Erfolg oder Nichterfolg?

Landet der FN mit der nunmehrigen Anzahl real aufgestellter Listen ungefähr im Mittelfeld zwischen der ursprünglichen Ankündigung und den später heruntergekochten Mitteilungen, so sieht dies zunächst nach einem mittelmäßigen Erfolg aus. Doch dabei kann die Bewertung nicht stehen bleiben. Vielmehr muss sie auch in die Analyse einbeziehen, welche reale (nicht: verbal angekündigte) Mobilisierung der Front National bislang bei früheren Wahlen erzielen konnte.

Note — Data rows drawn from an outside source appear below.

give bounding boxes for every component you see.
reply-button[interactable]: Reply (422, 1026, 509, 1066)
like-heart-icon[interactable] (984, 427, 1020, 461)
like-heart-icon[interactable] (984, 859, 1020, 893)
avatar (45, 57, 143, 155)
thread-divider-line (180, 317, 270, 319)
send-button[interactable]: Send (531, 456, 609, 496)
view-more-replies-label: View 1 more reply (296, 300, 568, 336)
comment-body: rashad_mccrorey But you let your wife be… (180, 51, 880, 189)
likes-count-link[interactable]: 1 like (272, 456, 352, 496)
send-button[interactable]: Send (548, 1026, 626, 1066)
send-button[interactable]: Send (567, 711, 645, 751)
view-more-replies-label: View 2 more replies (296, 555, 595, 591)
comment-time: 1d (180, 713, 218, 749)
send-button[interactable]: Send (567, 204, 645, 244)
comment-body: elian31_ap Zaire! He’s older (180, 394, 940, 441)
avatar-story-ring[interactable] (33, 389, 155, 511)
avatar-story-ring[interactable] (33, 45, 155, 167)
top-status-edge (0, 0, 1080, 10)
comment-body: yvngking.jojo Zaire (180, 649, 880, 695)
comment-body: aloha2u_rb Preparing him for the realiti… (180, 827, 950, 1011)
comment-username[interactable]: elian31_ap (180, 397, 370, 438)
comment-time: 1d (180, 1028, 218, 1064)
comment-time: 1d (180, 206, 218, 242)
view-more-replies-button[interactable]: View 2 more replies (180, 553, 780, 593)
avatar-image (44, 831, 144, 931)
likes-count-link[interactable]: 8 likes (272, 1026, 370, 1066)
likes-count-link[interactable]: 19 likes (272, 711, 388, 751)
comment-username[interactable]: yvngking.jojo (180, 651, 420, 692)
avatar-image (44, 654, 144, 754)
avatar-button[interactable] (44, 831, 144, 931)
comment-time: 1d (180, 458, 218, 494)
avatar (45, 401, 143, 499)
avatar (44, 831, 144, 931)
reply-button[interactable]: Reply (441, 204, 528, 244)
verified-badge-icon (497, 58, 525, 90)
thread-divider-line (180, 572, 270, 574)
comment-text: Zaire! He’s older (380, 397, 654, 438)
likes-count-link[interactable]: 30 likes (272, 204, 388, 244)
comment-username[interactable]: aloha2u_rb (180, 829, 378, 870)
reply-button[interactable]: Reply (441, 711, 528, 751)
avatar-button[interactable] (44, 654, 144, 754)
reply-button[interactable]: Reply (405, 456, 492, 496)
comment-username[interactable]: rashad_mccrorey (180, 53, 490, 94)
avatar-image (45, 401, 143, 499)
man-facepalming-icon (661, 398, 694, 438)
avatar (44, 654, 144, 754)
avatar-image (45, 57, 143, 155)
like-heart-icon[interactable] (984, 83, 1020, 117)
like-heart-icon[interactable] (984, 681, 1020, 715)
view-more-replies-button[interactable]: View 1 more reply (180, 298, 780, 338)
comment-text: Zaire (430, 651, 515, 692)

Stellt man die Frage so, dann muss man von einem eindeutigen Erfolg für die rechtsextreme Partei sprechen. Denn noch nie hatte sie so zahlreiche Listen im Rennen. Im Jahr 1989 konnte sie 335 kommunale Listen aufstellen, und 1995 – dem Jahr ihrer stärksten Mitgliederentwicklung und der ersten Siege bei Rathauswahlen – waren es insgesamt 537. Im selben Anlauf gewann die rechtsextreme Partei damals, im Juni 1995, ihre erste „eigenen“ Rathäuser: Von da ab regierte sie für einige Jahre Toulon, Orange und Marignane. Von diesen Kommunen bleibt nur Orange bis heute rechtsextrem regiert. Allerdings hat der Bürgermeister der Stadt, Jacques Bompard, seit 2005 den FN verlassen. Er wechselte zwei mal die Partei und steht heute dem ebenfalls rechtsextremen „Identitären Block“ (Bloc identitaire) sehr nahe. Die anderen Städte gingen nach wenigen Jahren für die extreme Rechte wieder verloren.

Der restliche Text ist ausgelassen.